VitestでVueテストにおけるAPIコールのモック化
Vueコンポーネントが単独で動作することは稀です。ほとんどのコンポーネントはデータの取得、フォームの送信、またはエンドポイントのポーリングを行います。ネットワークを制御せずにこれらのコンポーネントをテストすると、テストが遅くなり、不安定になり、外部サービスに依存することになります。VueテストでAPIコールをモック化することで、コンポーネントが受け取るレスポンスを制御できるようになり、これらの問題を解消できます。
この記事では、Vitest VueでAPIをモック化する2つの実践的な戦略を取り上げます。vi.mockを使用してAPIモジュールを直接置き換える方法と、Mock Service Worker (MSW)を使用してHTTPレイヤーでリクエストをインターセプトする方法です。また、両方のアプローチを確実に機能させるために必要なVue固有の非同期処理についても学びます。
重要なポイント
- テストにおける実際のネットワークコールは、不安定で遅く、非決定的な結果を生み出します — モック化によってレスポンスを完全に制御できます。
vi.mockはインポートレベルでAPIモジュールを置き換えるため、高速で分離されたユニットテストに最適です。- MSWはネットワークレイヤーでリクエストをインターセプトし、実際のfetchやaxiosロジックを実行させることで、よりリアルな統合テストを実現します。
@vue/test-utilsのflushPromises()は、コンポーネントがDOMを更新する前に非同期リクエストを待機する場合に一般的に必要です。
VitestでVueコンポーネントテストにおいてAPIコールをモック化する必要がある理由
テストにおける実際のネットワークコールは非決定的な結果を生み出します。外部APIが遅い、または利用できないという理由だけで、同じテストがローカルでは成功し、CIでは失敗することがあります。モック化によってネットワークが返す内容を制御できるため、テストが高速で予測可能な状態を保てます。

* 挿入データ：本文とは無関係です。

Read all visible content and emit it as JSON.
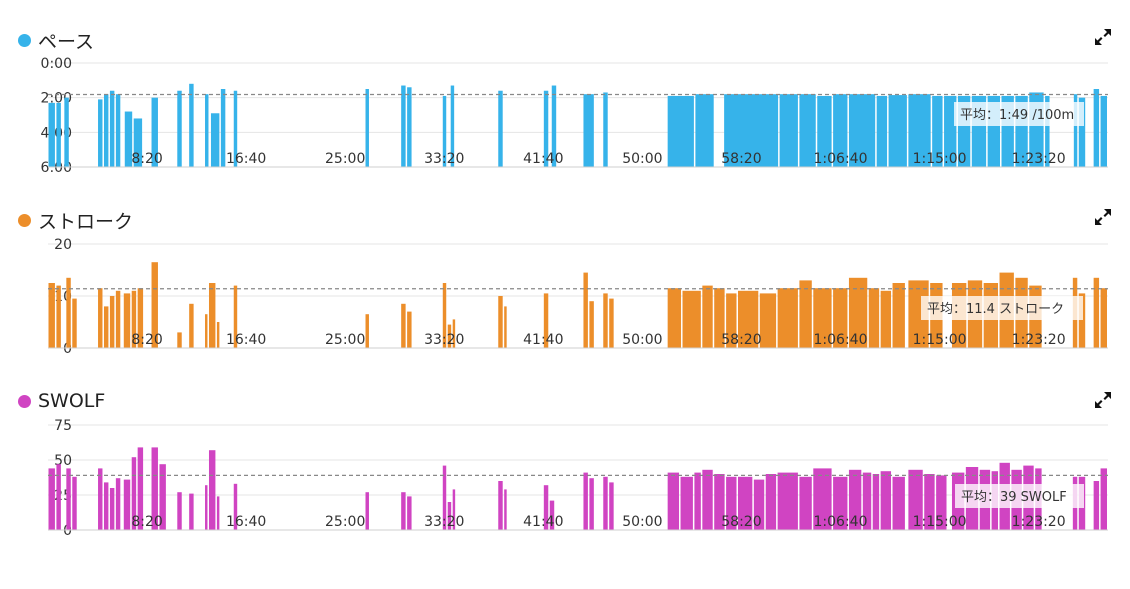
{
  "charts": [
    {
      "id": "pace",
      "title": "ペース",
      "color": "#36b3ea",
      "avg_label": "平均：1:49 /100m",
      "expand_icon": "expand-icon"
    },
    {
      "id": "stroke",
      "title": "ストローク",
      "color": "#ec8e2a",
      "avg_label": "平均：11.4 ストローク",
      "expand_icon": "expand-icon"
    },
    {
      "id": "swolf",
      "title": "SWOLF",
      "color": "#d044c2",
      "avg_label": "平均：39 SWOLF",
      "expand_icon": "expand-icon"
    }
  ],
  "chart_data": [
    {
      "type": "bar",
      "title": "ペース",
      "y_tick_labels": [
        "0:00",
        "2:00",
        "4:00",
        "6:00"
      ],
      "y_unit": "min per 100m",
      "ylim": [
        0,
        6
      ],
      "y_inverted": true,
      "average": 1.817,
      "x_tick_labels": [
        "8:20",
        "16:40",
        "25:00",
        "33:20",
        "41:40",
        "50:00",
        "58:20",
        "1:06:40",
        "1:15:00",
        "1:23:20"
      ],
      "x_ticks_seconds": [
        500,
        1000,
        1500,
        2000,
        2500,
        3000,
        3500,
        4000,
        4500,
        5000
      ],
      "xlim_seconds": [
        0,
        5350
      ],
      "bars": [
        [
          0,
          40,
          2.3
        ],
        [
          40,
          70,
          2.3
        ],
        [
          80,
          110,
          2.0
        ],
        [
          250,
          280,
          2.1
        ],
        [
          280,
          310,
          1.8
        ],
        [
          310,
          340,
          1.6
        ],
        [
          340,
          370,
          1.8
        ],
        [
          385,
          430,
          2.8
        ],
        [
          430,
          480,
          3.2
        ],
        [
          520,
          560,
          2.0
        ],
        [
          650,
          680,
          1.6
        ],
        [
          710,
          740,
          1.2
        ],
        [
          790,
          815,
          1.8
        ],
        [
          820,
          870,
          2.9
        ],
        [
          870,
          900,
          1.5
        ],
        [
          935,
          960,
          1.6
        ],
        [
          1600,
          1625,
          1.5
        ],
        [
          1780,
          1810,
          1.3
        ],
        [
          1810,
          1840,
          1.4
        ],
        [
          1990,
          2015,
          1.9
        ],
        [
          2030,
          2055,
          1.3
        ],
        [
          2270,
          2300,
          1.6
        ],
        [
          2500,
          2530,
          1.6
        ],
        [
          2540,
          2570,
          1.3
        ],
        [
          2700,
          2760,
          1.8
        ],
        [
          2800,
          2830,
          1.7
        ],
        [
          3125,
          3265,
          1.9
        ],
        [
          3265,
          3365,
          1.8
        ],
        [
          3410,
          3690,
          1.8
        ],
        [
          3690,
          3790,
          1.8
        ],
        [
          3790,
          3880,
          1.8
        ],
        [
          3880,
          3960,
          1.9
        ],
        [
          3960,
          4040,
          1.8
        ],
        [
          4040,
          4180,
          1.8
        ],
        [
          4180,
          4240,
          1.9
        ],
        [
          4240,
          4340,
          1.85
        ],
        [
          4340,
          4460,
          1.8
        ],
        [
          4460,
          4520,
          1.9
        ],
        [
          4520,
          4590,
          1.9
        ],
        [
          4590,
          4660,
          1.9
        ],
        [
          4660,
          4740,
          1.9
        ],
        [
          4740,
          4810,
          1.9
        ],
        [
          4810,
          4880,
          1.9
        ],
        [
          4880,
          4950,
          1.9
        ],
        [
          4950,
          5030,
          1.7
        ],
        [
          5030,
          5060,
          1.9
        ],
        [
          5175,
          5200,
          1.8
        ],
        [
          5200,
          5240,
          2.0
        ],
        [
          5275,
          5310,
          1.5
        ],
        [
          5310,
          5350,
          1.9
        ]
      ]
    },
    {
      "type": "bar",
      "title": "ストローク",
      "y_tick_labels": [
        "20",
        "10",
        "0"
      ],
      "ylim": [
        0,
        20
      ],
      "average": 11.4,
      "x_tick_labels": [
        "8:20",
        "16:40",
        "25:00",
        "33:20",
        "41:40",
        "50:00",
        "58:20",
        "1:06:40",
        "1:15:00",
        "1:23:20"
      ],
      "x_ticks_seconds": [
        500,
        1000,
        1500,
        2000,
        2500,
        3000,
        3500,
        4000,
        4500,
        5000
      ],
      "xlim_seconds": [
        0,
        5350
      ],
      "bars": [
        [
          0,
          40,
          12.5
        ],
        [
          40,
          70,
          12.0
        ],
        [
          90,
          120,
          13.5
        ],
        [
          120,
          150,
          9.5
        ],
        [
          250,
          280,
          11.5
        ],
        [
          280,
          310,
          8.0
        ],
        [
          310,
          340,
          10.0
        ],
        [
          340,
          370,
          11.0
        ],
        [
          380,
          420,
          10.5
        ],
        [
          420,
          450,
          11.0
        ],
        [
          450,
          485,
          11.5
        ],
        [
          520,
          560,
          16.5
        ],
        [
          650,
          680,
          3.0
        ],
        [
          710,
          740,
          8.5
        ],
        [
          790,
          810,
          6.5
        ],
        [
          810,
          850,
          12.5
        ],
        [
          850,
          870,
          5.0
        ],
        [
          935,
          960,
          12.0
        ],
        [
          1600,
          1625,
          6.5
        ],
        [
          1780,
          1810,
          8.5
        ],
        [
          1810,
          1840,
          7.0
        ],
        [
          1990,
          2015,
          12.5
        ],
        [
          2015,
          2040,
          4.5
        ],
        [
          2040,
          2060,
          5.5
        ],
        [
          2270,
          2300,
          10.0
        ],
        [
          2300,
          2320,
          8.0
        ],
        [
          2500,
          2530,
          10.5
        ],
        [
          2700,
          2730,
          14.5
        ],
        [
          2730,
          2760,
          9.0
        ],
        [
          2800,
          2830,
          10.5
        ],
        [
          2830,
          2860,
          9.5
        ],
        [
          3125,
          3200,
          11.5
        ],
        [
          3200,
          3300,
          11.0
        ],
        [
          3300,
          3360,
          12.0
        ],
        [
          3360,
          3420,
          11.5
        ],
        [
          3420,
          3480,
          10.5
        ],
        [
          3480,
          3590,
          11.0
        ],
        [
          3590,
          3680,
          10.5
        ],
        [
          3680,
          3790,
          11.5
        ],
        [
          3790,
          3860,
          13.0
        ],
        [
          3860,
          3960,
          11.5
        ],
        [
          3960,
          4040,
          11.5
        ],
        [
          4040,
          4140,
          13.5
        ],
        [
          4140,
          4200,
          11.5
        ],
        [
          4200,
          4260,
          11.0
        ],
        [
          4260,
          4330,
          12.5
        ],
        [
          4340,
          4450,
          13.0
        ],
        [
          4450,
          4520,
          12.5
        ],
        [
          4560,
          4640,
          12.5
        ],
        [
          4640,
          4720,
          13.0
        ],
        [
          4720,
          4800,
          12.5
        ],
        [
          4800,
          4880,
          14.5
        ],
        [
          4880,
          4950,
          13.5
        ],
        [
          4950,
          5020,
          12.0
        ],
        [
          5170,
          5200,
          13.5
        ],
        [
          5200,
          5240,
          10.5
        ],
        [
          5275,
          5310,
          13.5
        ],
        [
          5310,
          5350,
          11.5
        ]
      ]
    },
    {
      "type": "bar",
      "title": "SWOLF",
      "y_tick_labels": [
        "75",
        "50",
        "25",
        "0"
      ],
      "ylim": [
        0,
        75
      ],
      "average": 39,
      "x_tick_labels": [
        "8:20",
        "16:40",
        "25:00",
        "33:20",
        "41:40",
        "50:00",
        "58:20",
        "1:06:40",
        "1:15:00",
        "1:23:20"
      ],
      "x_ticks_seconds": [
        500,
        1000,
        1500,
        2000,
        2500,
        3000,
        3500,
        4000,
        4500,
        5000
      ],
      "xlim_seconds": [
        0,
        5350
      ],
      "bars": [
        [
          0,
          40,
          44
        ],
        [
          40,
          70,
          47
        ],
        [
          90,
          120,
          44
        ],
        [
          120,
          150,
          38
        ],
        [
          250,
          280,
          44
        ],
        [
          280,
          310,
          34
        ],
        [
          310,
          340,
          30
        ],
        [
          340,
          370,
          37
        ],
        [
          380,
          420,
          36
        ],
        [
          420,
          450,
          52
        ],
        [
          450,
          485,
          59
        ],
        [
          520,
          560,
          59
        ],
        [
          560,
          600,
          47
        ],
        [
          650,
          680,
          27
        ],
        [
          710,
          740,
          26
        ],
        [
          790,
          810,
          32
        ],
        [
          810,
          850,
          57
        ],
        [
          850,
          870,
          24
        ],
        [
          935,
          960,
          33
        ],
        [
          1600,
          1625,
          27
        ],
        [
          1780,
          1810,
          27
        ],
        [
          1810,
          1840,
          24
        ],
        [
          1990,
          2015,
          46
        ],
        [
          2015,
          2040,
          20
        ],
        [
          2040,
          2060,
          29
        ],
        [
          2270,
          2300,
          35
        ],
        [
          2300,
          2320,
          29
        ],
        [
          2500,
          2530,
          32
        ],
        [
          2530,
          2560,
          21
        ],
        [
          2700,
          2730,
          41
        ],
        [
          2730,
          2760,
          37
        ],
        [
          2800,
          2830,
          38
        ],
        [
          2830,
          2860,
          34
        ],
        [
          3125,
          3190,
          41
        ],
        [
          3190,
          3260,
          38
        ],
        [
          3260,
          3300,
          41
        ],
        [
          3300,
          3360,
          43
        ],
        [
          3360,
          3420,
          40
        ],
        [
          3420,
          3480,
          38
        ],
        [
          3480,
          3560,
          38
        ],
        [
          3560,
          3620,
          36
        ],
        [
          3620,
          3680,
          40
        ],
        [
          3680,
          3790,
          41
        ],
        [
          3790,
          3860,
          38
        ],
        [
          3860,
          3960,
          44
        ],
        [
          3960,
          4040,
          38
        ],
        [
          4040,
          4110,
          43
        ],
        [
          4110,
          4160,
          41
        ],
        [
          4160,
          4200,
          40
        ],
        [
          4200,
          4260,
          42
        ],
        [
          4260,
          4330,
          38
        ],
        [
          4340,
          4420,
          43
        ],
        [
          4420,
          4480,
          40
        ],
        [
          4480,
          4540,
          39
        ],
        [
          4560,
          4630,
          41
        ],
        [
          4630,
          4700,
          45
        ],
        [
          4700,
          4760,
          43
        ],
        [
          4760,
          4800,
          42
        ],
        [
          4800,
          4860,
          48
        ],
        [
          4860,
          4920,
          43
        ],
        [
          4920,
          4980,
          46
        ],
        [
          4980,
          5020,
          44
        ],
        [
          5170,
          5200,
          38
        ],
        [
          5200,
          5240,
          38
        ],
        [
          5275,
          5310,
          35
        ],
        [
          5310,
          5350,
          44
        ]
      ]
    }
  ]
}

戦略1: vi.mockによるAPIモジュールのモック化
最も直接的なアプローチは、コンポーネントがHTTPコールを認識する前に、それを担当するモジュールを置き換えることです。
// quote.service.ts
export async function fetchQuote() {
const response = await fetch('https://api.example.com/quotes/random')
return response.json()
}
// QuoteCard.test.ts
import { mount, flushPromises } from '@vue/test-utils'
import { vi, test, expect } from 'vitest'
import { fetchQuote } from './quote.service'
import QuoteCard from './QuoteCard.vue'
// vi.mockは自動的にインポートより上に巻き上げられます
vi.mock('./quote.service')
test('マウント後に引用文を表示する', async () => {
vi.mocked(fetchQuote).mockResolvedValue({
id: 1,
quote: 'テスト用引用文',
author: 'テスター',
})
const wrapper = mount(QuoteCard)
// すべての保留中のPromiseとDOM更新が完了するまで待機
await flushPromises()
expect(wrapper.text()).toContain('テスト用引用文')
})
重要な詳細: vi.mockはVitestによってファイルの先頭に巻き上げられるため、すべてのインポートより前に実行されます。これはVitestモッキングAPIで文書化されている意図的な動作です。つまり、実際の関数を安全にインポートしても、テスト内ではモック化されたバージョンを受け取ることができます。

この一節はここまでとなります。